Pia Klemp rescued hundreds of stranded migrants in the Mediterranean with her ship the Iuventa, and was subsequently charged by Italian authorities with assisting illegal immigration.
CNN  — 

Pia Klemp, the captain of a migrant rescue ship who faces prison time in Italy after rescuing hundreds of migrants in the Mediterranean, has refused a medal awarded by the city of Paris for bravery.

In a Facebook post on Tuesday, Klemp accused Paris Mayor Anne Hidalgo of hypocrisy for recognizing her work, citing poor conditions faced by migrants in the French capital.

Klemp, from Bonn, Germany, was awarded the Grand Vermeil medal in July alongside Carola Rackete, a fellow member of migrant rescue organization Sea-Watch.

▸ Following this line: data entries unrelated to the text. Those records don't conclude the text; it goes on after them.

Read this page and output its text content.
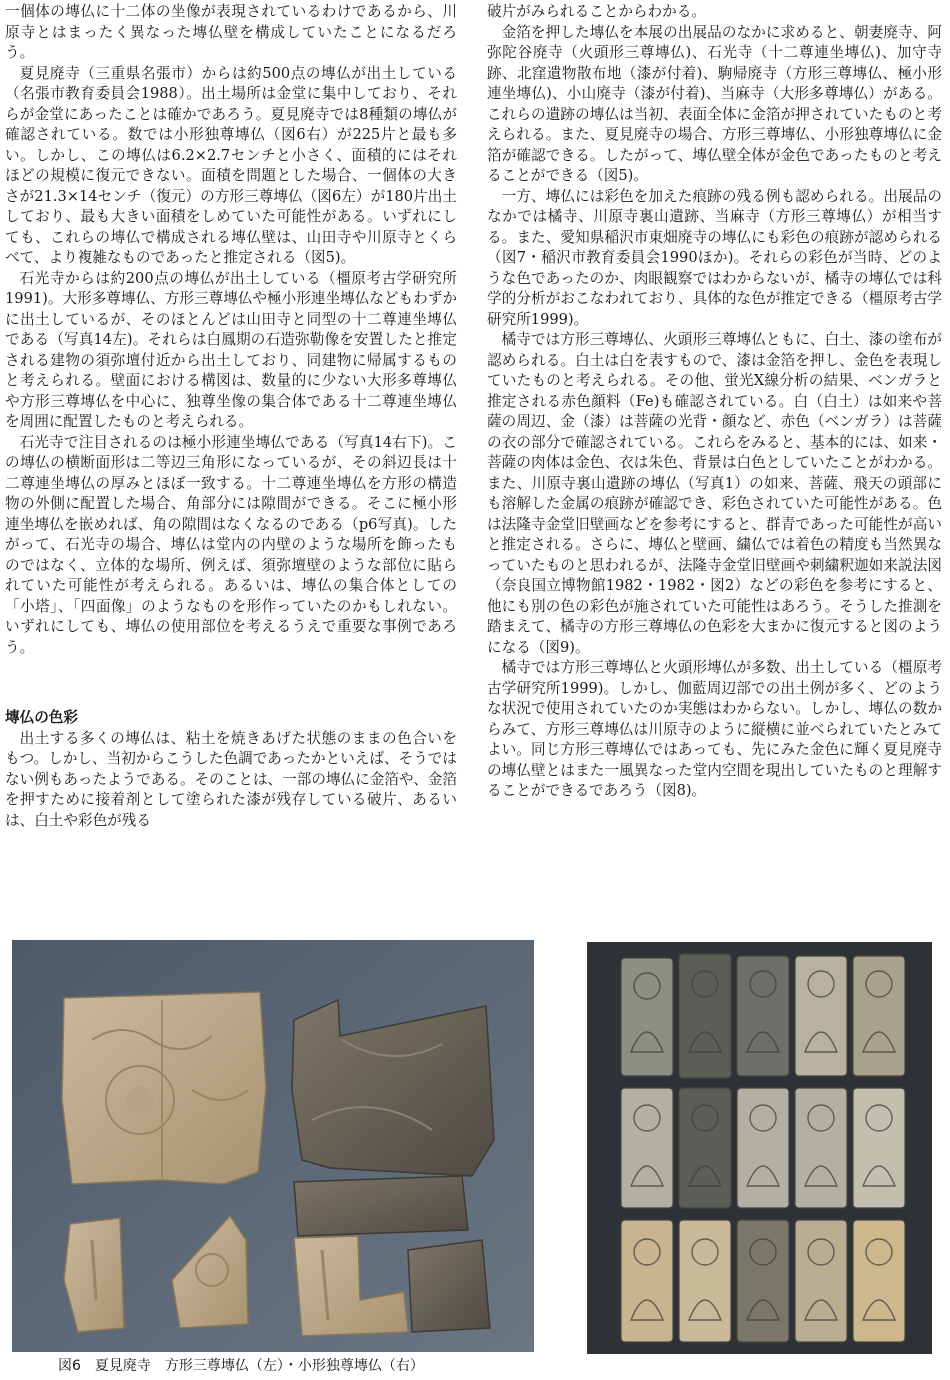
一個体の塼仏に十二体の坐像が表現されているわけであるから、川原寺とはまったく異なった塼仏壁を構成していたことになるだろう。

夏見廃寺（三重県名張市）からは約500点の塼仏が出土している（名張市教育委員会1988）。出土場所は金堂に集中しており、それらが金堂にあったことは確かであろう。夏見廃寺では8種類の塼仏が確認されている。数では小形独尊塼仏（図6右）が225片と最も多い。しかし、この塼仏は6.2×2.7センチと小さく、面積的にはそれほどの規模に復元できない。面積を問題とした場合、一個体の大きさが21.3×14センチ（復元）の方形三尊塼仏（図6左）が180片出土しており、最も大きい面積をしめていた可能性がある。いずれにしても、これらの塼仏で構成される塼仏壁は、山田寺や川原寺とくらべて、より複雑なものであったと推定される（図5)。

石光寺からは約200点の塼仏が出土している（橿原考古学研究所1991)。大形多尊塼仏、方形三尊塼仏や極小形連坐塼仏などもわずかに出土しているが、そのほとんどは山田寺と同型の十二尊連坐塼仏である（写真14左)。それらは白鳳期の石造弥勒像を安置したと推定される建物の須弥壇付近から出土しており、同建物に帰属するものと考えられる。壁面における構図は、数量的に少ない大形多尊塼仏や方形三尊塼仏を中心に、独尊坐像の集合体である十二尊連坐塼仏を周囲に配置したものと考えられる。

石光寺で注目されるのは極小形連坐塼仏である（写真14右下)。この塼仏の横断面形は二等辺三角形になっているが、その斜辺長は十二尊連坐塼仏の厚みとほぼ一致する。十二尊連坐塼仏を方形の構造物の外側に配置した場合、角部分には隙間ができる。そこに極小形連坐塼仏を嵌めれば、角の隙間はなくなるのである（p6写真)。したがって、石光寺の場合、塼仏は堂内の内壁のような場所を飾ったものではなく、立体的な場所、例えば、須弥壇壁のような部位に貼られていた可能性が考えられる。あるいは、塼仏の集合体としての「小塔」、「四面像」のようなものを形作っていたのかもしれない。いずれにしても、塼仏の使用部位を考えるうえで重要な事例であろう。

塼仏の色彩

出土する多くの塼仏は、粘土を焼きあげた状態のままの色合いをもつ。しかし、当初からこうした色調であったかといえば、そうではない例もあったようである。そのことは、一部の塼仏に金箔や、金箔を押すために接着剤として塗られた漆が残存している破片、あるいは、白土や彩色が残る

破片がみられることからわかる。

金箔を押した塼仏を本展の出展品のなかに求めると、朝妻廃寺、阿弥陀谷廃寺（火頭形三尊塼仏)、石光寺（十二尊連坐塼仏)、加守寺跡、北窪遺物散布地（漆が付着)、駒帰廃寺（方形三尊塼仏、極小形連坐塼仏)、小山廃寺（漆が付着)、当麻寺（大形多尊塼仏）がある。これらの遺跡の塼仏は当初、表面全体に金箔が押されていたものと考えられる。また、夏見廃寺の場合、方形三尊塼仏、小形独尊塼仏に金箔が確認できる。したがって、塼仏壁全体が金色であったものと考えることができる（図5)。

一方、塼仏には彩色を加えた痕跡の残る例も認められる。出展品のなかでは橘寺、川原寺裏山遺跡、当麻寺（方形三尊塼仏）が相当する。また、愛知県稲沢市東畑廃寺の塼仏にも彩色の痕跡が認められる（図7・稲沢市教育委員会1990ほか)。それらの彩色が当時、どのような色であったのか、肉眼観察ではわからないが、橘寺の塼仏では科学的分析がおこなわれており、具体的な色が推定できる（橿原考古学研究所1999)。

橘寺では方形三尊塼仏、火頭形三尊塼仏ともに、白土、漆の塗布が認められる。白土は白を表すもので、漆は金箔を押し、金色を表現していたものと考えられる。その他、蛍光X線分析の結果、ベンガラと推定される赤色顔料（Fe)も確認されている。白（白土）は如来や菩薩の周辺、金（漆）は菩薩の光背・顔など、赤色（ベンガラ）は菩薩の衣の部分で確認されている。これらをみると、基本的には、如来・菩薩の肉体は金色、衣は朱色、背景は白色としていたことがわかる。また、川原寺裏山遺跡の塼仏（写真1）の如来、菩薩、飛天の頭部にも溶解した金属の痕跡が確認でき、彩色されていた可能性がある。色は法隆寺金堂旧壁画などを参考にすると、群青であった可能性が高いと推定される。さらに、塼仏と壁画、繍仏では着色の精度も当然異なっていたものと思われるが、法隆寺金堂旧壁画や刺繍釈迦如来説法図（奈良国立博物館1982・1982・図2）などの彩色を参考にすると、他にも別の色の彩色が施されていた可能性はあろう。そうした推測を踏まえて、橘寺の方形三尊塼仏の色彩を大まかに復元すると図のようになる（図9)。

橘寺では方形三尊塼仏と火頭形塼仏が多数、出土している（橿原考古学研究所1999)。しかし、伽藍周辺部での出土例が多く、どのような状況で使用されていたのか実態はわからない。しかし、塼仏の数からみて、方形三尊塼仏は川原寺のように縦横に並べられていたとみてよい。同じ方形三尊塼仏ではあっても、先にみた金色に輝く夏見廃寺の塼仏壁とはまた一風異なった堂内空間を現出していたものと理解することができるであろう（図8)。

図6　夏見廃寺　方形三尊塼仏（左）・小形独尊塼仏（右）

In 2017, her ship, the Iuventa, was seized by authorities in the Italian port of Lampedusa, and she was subsequently charged with assisting illegal immigration.

Klemp is currently awaiting trial and faces up to 20 years in prison if convicted, she told Swiss newspaper Basler Zeitung in June. Rackete was arrested in June this year for forcing her vessel into the Lampedusa port with 40 rescued migrants aboard, but was released without charge in July.

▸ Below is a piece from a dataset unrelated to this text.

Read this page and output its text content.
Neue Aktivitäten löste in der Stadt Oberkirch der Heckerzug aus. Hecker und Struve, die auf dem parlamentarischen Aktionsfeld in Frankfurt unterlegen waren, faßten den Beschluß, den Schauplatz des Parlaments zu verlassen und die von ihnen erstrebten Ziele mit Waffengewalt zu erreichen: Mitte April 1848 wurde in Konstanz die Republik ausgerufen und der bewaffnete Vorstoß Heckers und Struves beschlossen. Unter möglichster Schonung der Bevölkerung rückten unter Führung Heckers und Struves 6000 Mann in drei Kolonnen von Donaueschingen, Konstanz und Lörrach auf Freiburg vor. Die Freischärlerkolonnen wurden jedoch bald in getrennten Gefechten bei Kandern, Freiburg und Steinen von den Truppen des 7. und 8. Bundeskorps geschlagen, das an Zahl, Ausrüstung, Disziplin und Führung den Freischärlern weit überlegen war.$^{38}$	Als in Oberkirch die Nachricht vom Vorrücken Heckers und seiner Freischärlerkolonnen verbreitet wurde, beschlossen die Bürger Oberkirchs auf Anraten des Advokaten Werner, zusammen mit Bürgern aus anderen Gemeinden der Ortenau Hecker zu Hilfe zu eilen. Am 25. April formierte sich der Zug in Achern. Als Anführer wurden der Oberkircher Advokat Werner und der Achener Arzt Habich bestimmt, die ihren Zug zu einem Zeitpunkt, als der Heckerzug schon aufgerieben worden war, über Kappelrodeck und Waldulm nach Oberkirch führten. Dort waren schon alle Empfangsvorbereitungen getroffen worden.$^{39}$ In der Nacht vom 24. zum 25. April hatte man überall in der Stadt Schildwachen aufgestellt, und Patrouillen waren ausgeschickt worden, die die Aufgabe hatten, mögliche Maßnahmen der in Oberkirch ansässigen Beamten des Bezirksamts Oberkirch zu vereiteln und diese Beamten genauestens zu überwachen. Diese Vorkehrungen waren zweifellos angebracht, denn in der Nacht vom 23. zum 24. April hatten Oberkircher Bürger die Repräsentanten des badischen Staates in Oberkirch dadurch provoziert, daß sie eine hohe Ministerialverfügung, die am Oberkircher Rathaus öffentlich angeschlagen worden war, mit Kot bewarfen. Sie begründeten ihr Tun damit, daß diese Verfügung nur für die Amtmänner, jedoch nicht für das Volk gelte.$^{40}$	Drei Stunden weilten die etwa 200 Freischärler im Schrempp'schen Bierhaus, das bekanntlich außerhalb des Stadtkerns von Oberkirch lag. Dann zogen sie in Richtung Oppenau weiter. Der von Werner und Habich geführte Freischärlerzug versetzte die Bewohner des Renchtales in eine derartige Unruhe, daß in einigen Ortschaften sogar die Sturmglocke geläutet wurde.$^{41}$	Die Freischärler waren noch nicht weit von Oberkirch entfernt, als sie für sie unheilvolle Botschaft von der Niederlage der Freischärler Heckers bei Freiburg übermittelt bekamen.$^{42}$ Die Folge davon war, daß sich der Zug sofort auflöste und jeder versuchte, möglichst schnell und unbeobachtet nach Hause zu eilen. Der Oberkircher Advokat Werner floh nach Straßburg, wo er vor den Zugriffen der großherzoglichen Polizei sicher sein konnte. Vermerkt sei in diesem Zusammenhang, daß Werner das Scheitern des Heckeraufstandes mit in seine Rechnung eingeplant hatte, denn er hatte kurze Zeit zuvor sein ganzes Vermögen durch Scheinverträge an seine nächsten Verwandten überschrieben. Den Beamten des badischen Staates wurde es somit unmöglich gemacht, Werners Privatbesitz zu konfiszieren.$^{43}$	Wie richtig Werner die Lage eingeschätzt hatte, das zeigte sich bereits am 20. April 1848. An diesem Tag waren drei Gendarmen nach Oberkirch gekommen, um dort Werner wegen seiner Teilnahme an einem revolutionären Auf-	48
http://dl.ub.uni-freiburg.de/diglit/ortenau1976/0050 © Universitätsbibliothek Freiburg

“As European governments drag their heels, organizations like SOS Med and Sea Watch make us proud – but also shame us,” Patrick Klugman, deputy for international affairs to Hidalgo, said in a statement announcing the awards.

“Carola Rackete and Pia Klemp are the embodiment of this fight, standard-bearers of European values to which the city of Paris urges our continent to remain true.”

On Facebook this week, Klemp directly addressed Hidalgo, writing: “Your police is stealing blankets from people that you force to live on the streets, while you raid protests and criminalize people that are standing up for rights of migrants and asylum seekers. You want to give me a medal for actions that you fight in your own ramparts.”

In January 2017, the NGO Medecins Sans Frontieres said in a statement that Paris police officers harass migrants by taking their blankets and sometimes use tear gas to disperse them.

Klemp added on Facebook: “We do not need medals. We do not need authorities deciding about who is a ‘hero’ and who is ‘illegal.’ In fact they are in no position to make this call, because we are all equal.”

A Paris City Hall spokesperson told CNN: “The City Hall is fully engaged in supporting refugees, including by providing a dignified welcome, worthy and respectful of their humanity.”

Dominique Versini, the mayoral deputy in charge of welcoming refugees, “has invited Pia Klemp to meet and discuss the issue,” the spokesperson said.

Klugman also responded to Klemp’s Facebook post on Twitter. “Dear #PiaKlemp, your worries are justified and your apprehensions are legitimate,” he wrote. “We are waiting for you in Paris to show you the different means implemented in favor of a dignified reception of migrants, despite the tensions that exist on the subject with the State. Your fight is ours.”